Matthew Barr

Matthew Barr. has always had a deep interest in filmmaking: he made his first 16-mm film with a Bell & Howell wind-up camera when he was 13. He holds a BA from San Francisco State College and an MFA from UCLA in film production. He has worked as a still photographer, been a freelance screenwriter, worked on an organic farm, driven a rig cross country, and spent five seasons with a traveling carnival show. As a screenwriter, he co-wrote the scripts for two movies produced in Hollywood, Deadly Blessing (1981) and The Forgotten (1989), as well as other scripts that were optioned but never saw the light of day.

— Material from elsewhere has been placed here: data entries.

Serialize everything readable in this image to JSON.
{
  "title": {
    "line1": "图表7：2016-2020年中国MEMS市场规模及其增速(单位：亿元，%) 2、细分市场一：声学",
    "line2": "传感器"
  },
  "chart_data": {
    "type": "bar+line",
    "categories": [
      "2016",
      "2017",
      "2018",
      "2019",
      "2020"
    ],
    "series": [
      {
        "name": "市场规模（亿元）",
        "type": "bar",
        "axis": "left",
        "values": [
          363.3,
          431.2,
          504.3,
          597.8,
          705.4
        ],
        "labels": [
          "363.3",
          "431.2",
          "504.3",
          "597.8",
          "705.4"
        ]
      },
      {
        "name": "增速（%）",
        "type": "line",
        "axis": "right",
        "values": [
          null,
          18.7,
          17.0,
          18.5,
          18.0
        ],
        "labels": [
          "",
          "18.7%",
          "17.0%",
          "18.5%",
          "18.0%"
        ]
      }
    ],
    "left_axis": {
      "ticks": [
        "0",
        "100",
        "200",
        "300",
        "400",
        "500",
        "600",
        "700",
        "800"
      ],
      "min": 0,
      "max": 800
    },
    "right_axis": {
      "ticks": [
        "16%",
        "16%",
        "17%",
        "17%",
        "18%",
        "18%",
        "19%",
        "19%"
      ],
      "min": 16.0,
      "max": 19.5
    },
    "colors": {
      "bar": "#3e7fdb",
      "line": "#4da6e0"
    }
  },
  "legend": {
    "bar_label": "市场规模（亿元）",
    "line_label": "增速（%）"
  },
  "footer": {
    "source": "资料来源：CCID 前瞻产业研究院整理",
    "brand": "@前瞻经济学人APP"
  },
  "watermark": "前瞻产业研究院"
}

While teaching at the University of Miami In 1990, he moved into documentary production with Crimes of Hate, a film produced in conjunction with the Anti-Defamation League as a training tool for police departments in recognizing and combating hate crimes. Barr has made three feature-length documentary films that have won acclaim and are in the collections of the American Folklife Center at the Library of Congress as well as online at Folkstreams.net. Crimes of Hate and Wild Caught have both had extensive use as political advocacy films. He has taught film production at the University of North Carolina, Greensboro since 1994. Together with his wife, Cornelia Wright Barr, he founded the Unheard Voices Project in 2006. Barr is an Associate Professor who teaches screenwriting, film production and studies courses on both the undergraduate and graduate levels.